Sir Alex Ferguson
Manchester United's manager Ferguson applauds after their English Premier League match against Wolverhampton Wanderers in Manchester. REUTERS

Sir Alex Ferguson has said he will resist the temptation to sign any new players in January, despite Manchester United's extensive injury list and recent Champions League exit.

Ferguson has previously said it is difficult to find value for money in the winter transfer window and his stance is unlikely to have changed following United's failure to advance in Europe.

The Scot had been linked with a move for an additional central defender after Nemanja Vidic was ruled out for the rest of the season with damaged ligaments in his right knee.

The Manchester United manager signed Vidic in the January following United's last Champions League group stage exit but Ferguson cautioned such an approach was doubtful in the New Year.

"It's not easy to get players in January," Ferguson said.

"I am not quite sure if you went for a player if he could play in the Europa League. There is criteria there in the sense of playing in the Champions League and whether they could play in the Europa League.

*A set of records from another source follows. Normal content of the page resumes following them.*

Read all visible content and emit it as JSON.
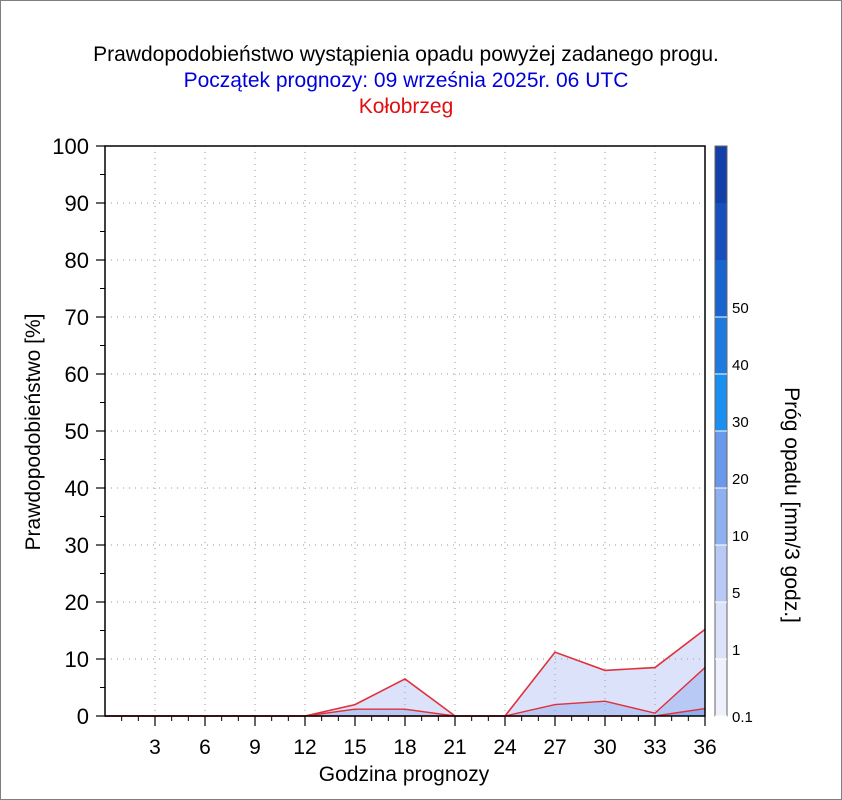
{
  "chart_data": {
    "type": "area",
    "title": "Prawdopodobieństwo wystąpienia opadu powyżej zadanego progu.",
    "subtitle": "Początek prognozy: 09 września 2025r. 06 UTC",
    "location": "Kołobrzeg",
    "xlabel": "Godzina prognozy",
    "ylabel": "Prawdopodobieństwo [%]",
    "colorbar_label": "Próg opadu [mm/3 godz.]",
    "xlim": [
      0,
      36
    ],
    "ylim": [
      0,
      100
    ],
    "x_ticks": [
      "3",
      "6",
      "9",
      "12",
      "15",
      "18",
      "21",
      "24",
      "27",
      "30",
      "33",
      "36"
    ],
    "y_ticks": [
      "0",
      "10",
      "20",
      "30",
      "40",
      "50",
      "60",
      "70",
      "80",
      "90",
      "100"
    ],
    "grid": true,
    "x": [
      0,
      3,
      6,
      9,
      12,
      15,
      18,
      21,
      24,
      27,
      30,
      33,
      36
    ],
    "series": [
      {
        "name": "0.1",
        "color": "#dce2fa",
        "values": [
          0,
          0,
          0,
          0,
          0,
          2,
          6.5,
          0,
          0,
          11.2,
          8,
          8.5,
          15.2
        ]
      },
      {
        "name": "1",
        "color": "#b9c9f6",
        "values": [
          0,
          0,
          0,
          0,
          0,
          1.2,
          1.2,
          0,
          0,
          2,
          2.6,
          0.5,
          8.5
        ]
      },
      {
        "name": "5",
        "color": "#8fb0f0",
        "values": [
          0,
          0,
          0,
          0,
          0,
          0,
          0,
          0,
          0,
          0,
          0,
          0,
          1.3
        ]
      }
    ],
    "line_color": "#e0303a",
    "colorbar": {
      "tick_labels": [
        "0.1",
        "1",
        "5",
        "10",
        "20",
        "30",
        "40",
        "50"
      ],
      "colors": [
        "#eef1fd",
        "#dce2fa",
        "#b9c9f6",
        "#8fb0f0",
        "#6a98ea",
        "#1a8ff0",
        "#1f7ae0",
        "#1a64cf",
        "#1750bd",
        "#1240a8"
      ]
    },
    "colors": {
      "title": "#000000",
      "subtitle": "#0000dd",
      "location": "#e01010"
    }
  }
}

"There are a lot of issues but there is nothing in my mind at the moment."

Ferguson will have been reassured by the news that Manchester United midfielder Tom Cleverley could resume light training next week as he continues his recovery from an ankle injury.

Cleverley is not expected back until after the New Year but his return will be a major boost to Ferguson as he copes with dropping out of Europe's premier competition.

The Manchester United manager has come under sustained criticism in the aftermath of demotion to the Europa League, with former captain Roy Keane the most vocal.

The former Republic of Ireland international suggested United's young guns were the root cause of their Champions League exit.

He told ITV viewers: "I'd be getting hold of some of those lads and saying 'You better buck your ideas up.'"

However, Ferguson moved to stave off the negative press United's exit has wrought, saying the coming weeks would be a storm his side would have to weather in silence.

"No one relishes seeing criticism of themselves," Ferguson added. But I've said it time and time again, you only need to lose two games here and the hounds are out.

"It [the criticism] is something I don't really follow to be honest. I know the work we're doing here is the right work. The players we have here are the right players.

"We always want to be better, we want to be perfect, but you never can be perfect. Perseverance is necessary to try and achieve it and that's what this club is good at."